The global IPO activity in the first three quarters of 2021 has already surpassed the whole of 2020, according to Ernst & Young. A total of 1,635 companies went public from January to September 2021, compared with 1,363 in 2020 and 1,146 in 2019. When measured by deal value, the IPO activities in the first three quarters of 2021 reached $330.7 billion, up from $268 billion for the full year of 2020 and $208.3 billion in 2019. 

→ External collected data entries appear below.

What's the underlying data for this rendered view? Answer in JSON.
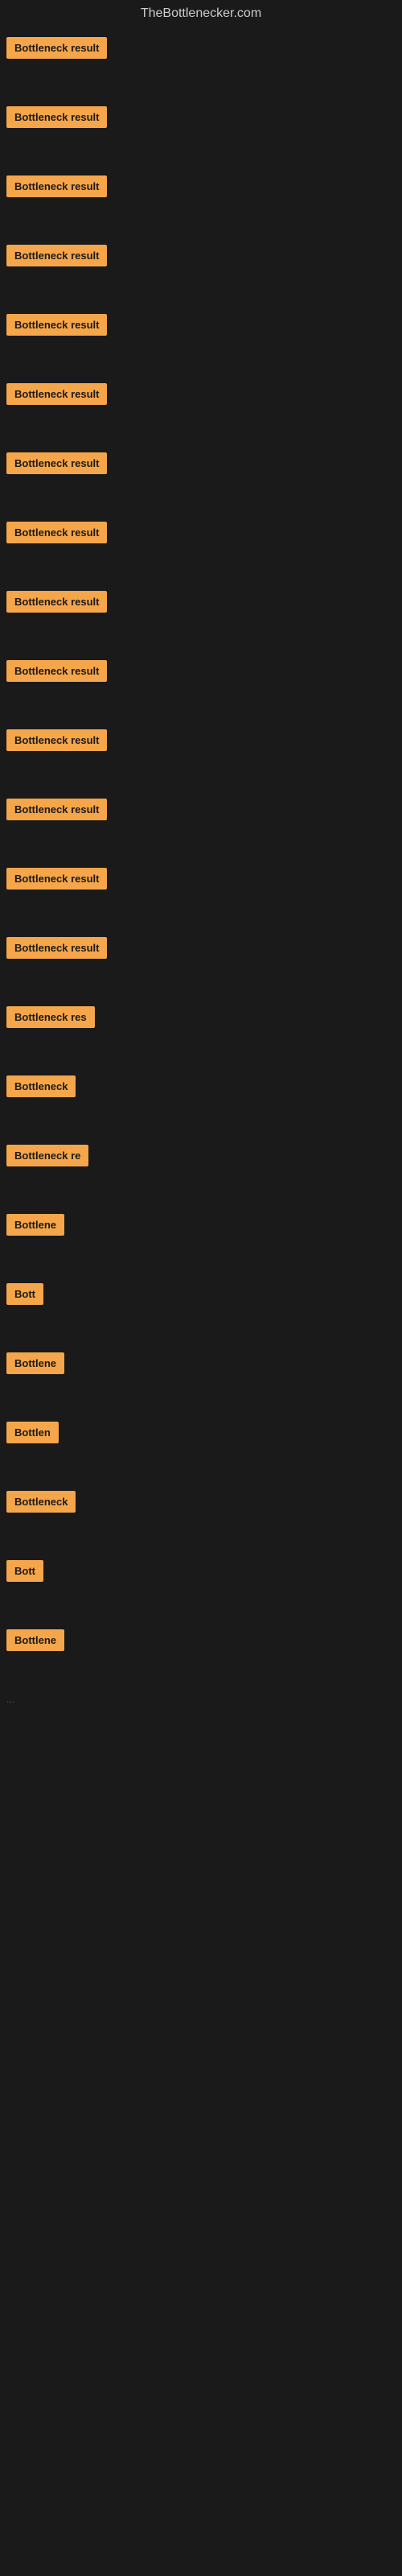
{
  "site": {
    "title": "TheBottlenecker.com"
  },
  "items": [
    {
      "id": 1,
      "label": "Bottleneck result",
      "width": 130
    },
    {
      "id": 2,
      "label": "Bottleneck result",
      "width": 130
    },
    {
      "id": 3,
      "label": "Bottleneck result",
      "width": 130
    },
    {
      "id": 4,
      "label": "Bottleneck result",
      "width": 130
    },
    {
      "id": 5,
      "label": "Bottleneck result",
      "width": 130
    },
    {
      "id": 6,
      "label": "Bottleneck result",
      "width": 130
    },
    {
      "id": 7,
      "label": "Bottleneck result",
      "width": 130
    },
    {
      "id": 8,
      "label": "Bottleneck result",
      "width": 130
    },
    {
      "id": 9,
      "label": "Bottleneck result",
      "width": 130
    },
    {
      "id": 10,
      "label": "Bottleneck result",
      "width": 130
    },
    {
      "id": 11,
      "label": "Bottleneck result",
      "width": 130
    },
    {
      "id": 12,
      "label": "Bottleneck result",
      "width": 130
    },
    {
      "id": 13,
      "label": "Bottleneck result",
      "width": 130
    },
    {
      "id": 14,
      "label": "Bottleneck result",
      "width": 130
    },
    {
      "id": 15,
      "label": "Bottleneck res",
      "width": 108
    },
    {
      "id": 16,
      "label": "Bottleneck",
      "width": 82
    },
    {
      "id": 17,
      "label": "Bottleneck re",
      "width": 96
    },
    {
      "id": 18,
      "label": "Bottlene",
      "width": 70
    },
    {
      "id": 19,
      "label": "Bott",
      "width": 42
    },
    {
      "id": 20,
      "label": "Bottlene",
      "width": 70
    },
    {
      "id": 21,
      "label": "Bottlen",
      "width": 63
    },
    {
      "id": 22,
      "label": "Bottleneck",
      "width": 82
    },
    {
      "id": 23,
      "label": "Bott",
      "width": 40
    },
    {
      "id": 24,
      "label": "Bottlene",
      "width": 70
    }
  ],
  "ellipsis": "..."
}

Not all mega-IPOs have yielded happy returns, of course. Didi's share price, for example, dropped to $6.49 as of Friday’s closing, less than half its initial public offering price of $14 per share. The company said earlier this month that it would delist from the New York Stock Exchange and seek a listing in Hong Kong, after Chinese regulators announced crackdowns on internet companies based on data security concerns. As a result, SoftBank, which has $13.6 billion invested in the Uber-like app, saw its stock price tumble in late November. 

“Several other companies that pulled off mega-IPOs, including Robinhood, Coupang and UiPath, have also lost significant value,” according to a PitchBook report. The data provider found that overall, VC-backed companies have underperformed against the S&P 500 since March, “which roughly coincided with the initial period of rising bond yields and inflation concerns.” 

“This lackluster performance has led to a cooling off in the IPO market that has caused some new issuers to delay or downsize their IPO plans,” the report said. “When all is said and done, 2021 could represent a high point of the IPO market that may not be matched for years to come.”